I love movies and I love Jane Austen, so what could be better than a movie about Jane Austen?
I’ve been building my private library for years – movies to my taste, distinctly separate from my husband’s much larger collection of action/sci-fi films. In mine, adaptations of Jane Austen’s books feature prominently. I now own three versions of Pride and Prejudice (with an extra copy of P&P’95 as a loaner), two versions of Sense and Sensibility, three Emmas, one Northanger Abbey, and one Persuasion. (I have yet to find a production of Mansfield Park that I like.) Then there are the odd, related films, but I had nothing about Jane Austen herself until Becoming Jane arrived on the scene.
I went to see the movie at a theater when it came out in 2007. How could I not? I was too impatient to wait until the video was released. I had to find out for myself whether or not it was worthy to assume a connection to our dear Jane. From the trailer and blurb, I was suspicious:
It’s the untold romance that inspired the novels of one of the world’s most celebrated authors. When the dashing Tom Lefroy, a reckless and penniless lawyer-to-be, enters Jane’s life, he offends the emerging writer’s sense and sensibility. Soon the clashing egos set off sparks that ignite a passionate romance and fuel Jane’s dream of doing the unthinkable – marrying for love.
I considered myself pretty well informed about Jane Austen by then, and so I was prepared to be offended by any inaccuracies in the film. I was prepared to be indignant if the producers had played fast and loose with the facts… which they had. Two of the major players (Lady Gresham and Mr. Wisley) never existed. And although it’s true that Jane met and had a brief but flagrant flirtation with Tom Lefroy, there’s no evidence to show that their romance went anywhere near as far as it does in the film.
But instead of being offended as I watched it, I remember being sucked into the romance.
It’s a very well-made film. The cinematography is beautiful, the dialogue witty, the musical score brilliant, and the cast top-drawer. No, Anne Hathaway’s accent isn’t perfect, but that’s a fairly minor flaw. Otherwise her performance is believable and engaging. James McAvoy, who, at the time, I’d never seen before, was excellent as the male lead. And you should expect nothing less from proven talents like Julie Walters, James Cromwell, and Maggie Smith.
So, what of the story itself? I think the reason it works, even for somewhat of a Jane Austen purist like me, is that, although not factually accurate, it respects the lady and her legacy. It gets the spirit right if not the details, showing Jane as an intelligent, witty young woman, full of potential, facing a world where social constraints severely limit her possibilities. It depicts the challenges she no doubt faced, the difficult odds against her marrying for love and at the same time being allowed to fulfill her writing aspirations. If Tom Lefroy truly was Jane’s one true love, things might have played out very similarly in reality.

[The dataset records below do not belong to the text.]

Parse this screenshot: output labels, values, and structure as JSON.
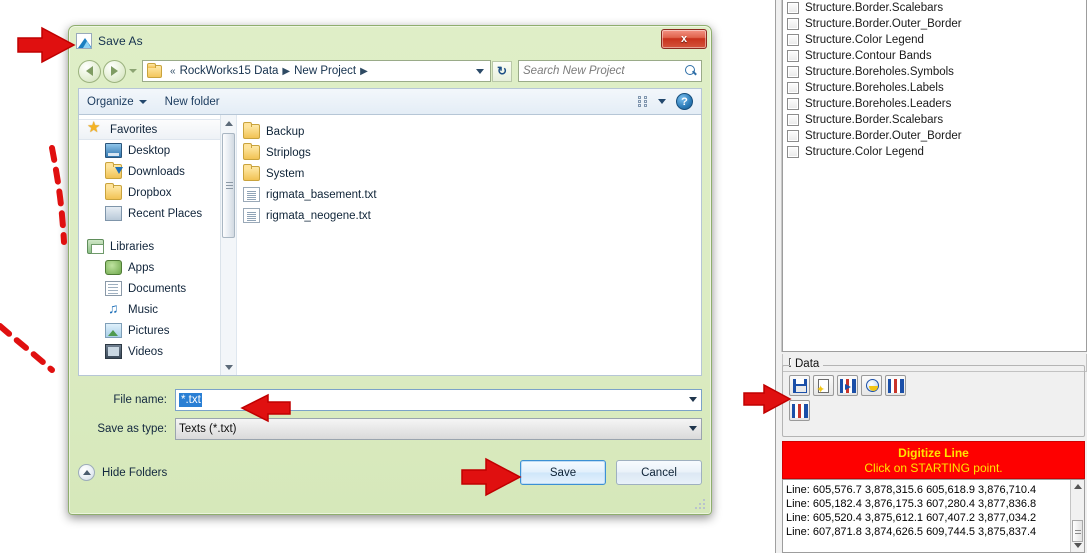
{
  "dialog": {
    "title": "Save As",
    "close_label": "x",
    "address": {
      "crumb_root": "RockWorks15 Data",
      "crumb_child": "New Project",
      "double_chevron": "«",
      "separator": "▶",
      "refresh_label": "↻"
    },
    "search": {
      "placeholder": "Search New Project",
      "icon": "search-icon"
    },
    "commandbar": {
      "organize": "Organize",
      "new_folder": "New folder",
      "help": "?"
    },
    "nav_pane": {
      "items": [
        {
          "label": "Favorites",
          "icon": "star-icon",
          "level": "head"
        },
        {
          "label": "Desktop",
          "icon": "desktop-icon",
          "level": "child"
        },
        {
          "label": "Downloads",
          "icon": "downloads-icon",
          "level": "child"
        },
        {
          "label": "Dropbox",
          "icon": "folder-icon",
          "level": "child"
        },
        {
          "label": "Recent Places",
          "icon": "recent-places-icon",
          "level": "child"
        },
        {
          "label": "Libraries",
          "icon": "libraries-icon",
          "level": "head"
        },
        {
          "label": "Apps",
          "icon": "apps-icon",
          "level": "child"
        },
        {
          "label": "Documents",
          "icon": "documents-icon",
          "level": "child"
        },
        {
          "label": "Music",
          "icon": "music-icon",
          "level": "child"
        },
        {
          "label": "Pictures",
          "icon": "pictures-icon",
          "level": "child"
        },
        {
          "label": "Videos",
          "icon": "videos-icon",
          "level": "child"
        }
      ]
    },
    "file_list": [
      {
        "name": "Backup",
        "type": "folder"
      },
      {
        "name": "Striplogs",
        "type": "folder"
      },
      {
        "name": "System",
        "type": "folder"
      },
      {
        "name": "rigmata_basement.txt",
        "type": "text"
      },
      {
        "name": "rigmata_neogene.txt",
        "type": "text"
      }
    ],
    "form": {
      "file_name_label": "File name:",
      "file_name_value": "*.txt",
      "save_as_type_label": "Save as type:",
      "save_as_type_value": "Texts (*.txt)"
    },
    "buttons": {
      "hide_folders": "Hide Folders",
      "save": "Save",
      "cancel": "Cancel"
    }
  },
  "right_panel": {
    "layer_list": [
      "Structure.Border.Scalebars",
      "Structure.Border.Outer_Border",
      "Structure.Color Legend",
      "Structure.Contour Bands",
      "Structure.Boreholes.Symbols",
      "Structure.Boreholes.Labels",
      "Structure.Boreholes.Leaders",
      "Structure.Border.Scalebars",
      "Structure.Border.Outer_Border",
      "Structure.Color Legend"
    ],
    "data_group": {
      "title": "Data",
      "tools": [
        {
          "name": "save-data-icon"
        },
        {
          "name": "new-document-icon"
        },
        {
          "name": "import-panel-icon"
        },
        {
          "name": "globe-panel-icon"
        },
        {
          "name": "export-panel-icon"
        },
        {
          "name": "mirror-panel-icon"
        }
      ]
    },
    "digitize": {
      "title": "Digitize Line",
      "instruction": "Click on STARTING point."
    },
    "coordinates": [
      "Line: 605,576.7 3,878,315.6 605,618.9 3,876,710.4",
      "Line: 605,182.4 3,876,175.3 607,280.4 3,877,836.8",
      "Line: 605,520.4 3,875,612.1 607,407.2 3,877,034.2",
      "Line: 607,871.8 3,874,626.5 609,744.5 3,875,837.4"
    ]
  },
  "annotations": {
    "arrow_title": "arrow-pointing-to-title",
    "arrow_filename": "arrow-pointing-to-file-name",
    "arrow_save": "arrow-pointing-to-save-button",
    "arrow_save_data": "arrow-pointing-to-save-data-icon",
    "dashed_line": "red-dashed-connector",
    "color": "#e01010"
  }
}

Perhaps most importantly, Becoming Jane feels like a story JA might have written herself (except for the less-than-perfectly-happy ending, that is). It also seeks to explain what so many have wondered: how with supposedly little personal experience Austen could have written so expertly about romance, how Jane the inexperienced girl became Jane the accomplished author.
There are plenty of authentic touches incorporated to satisfy JA insiders: an excerpt about Tom from her letter to Cassandra, lines from her books cleverly worked in to the script, music based on tunes found in her personal music book. For example, a snippet of this Lady Catherine speech:
“Miss Bennet, there seemed to be a prettyish kind of a little wilderness on one side of your lawn. I should be glad to take a turn in it, if you will favour me with your company.” (Pride and Prejudice, chapter 56)
I didn’t mind that what the movie depicted was largely fiction, not fact. After all, fiction is my stock and trade. My strongest criticism, is that it was not clearly labeled as such, leaving the otherwise uninformed to assume what they saw is what really happened with Jane Austen. But in the end, I enjoyed the movie too much to quibble, and I soon added Becoming Jane to my personal collection.
It’s hard to believe well over a decade has passed since I first saw that film, and it would be difficult to estimate how many times I’ve watched it since then – at least 20, I’m sure.
As most of you know, I have my own theory as to the source of Jane Austen’s knowledge of romance. Although in The Persuasion of Miss Jane Austen Tom Lefroy is no more than a youthful infatuation, I have to admit that writing the banter between him and Jane was a delight – perhaps somewhat inspired by how their relationship was depicted in this film.
Although I don’t remember thinking about it at the time, maybe discovering I could enjoy Becoming Jane – a less-than-strictly-factual story about Jane Austen – gave me tacit permission to imagine and write one of my own!
So, what did you think of Becoming Jane? Are you a fan? Why or why not? And if you say you prefer my version of events in TPoMJA, I won’t argue with you. So do I, but nobody has made a movie of it for me to watch… not yet anyway.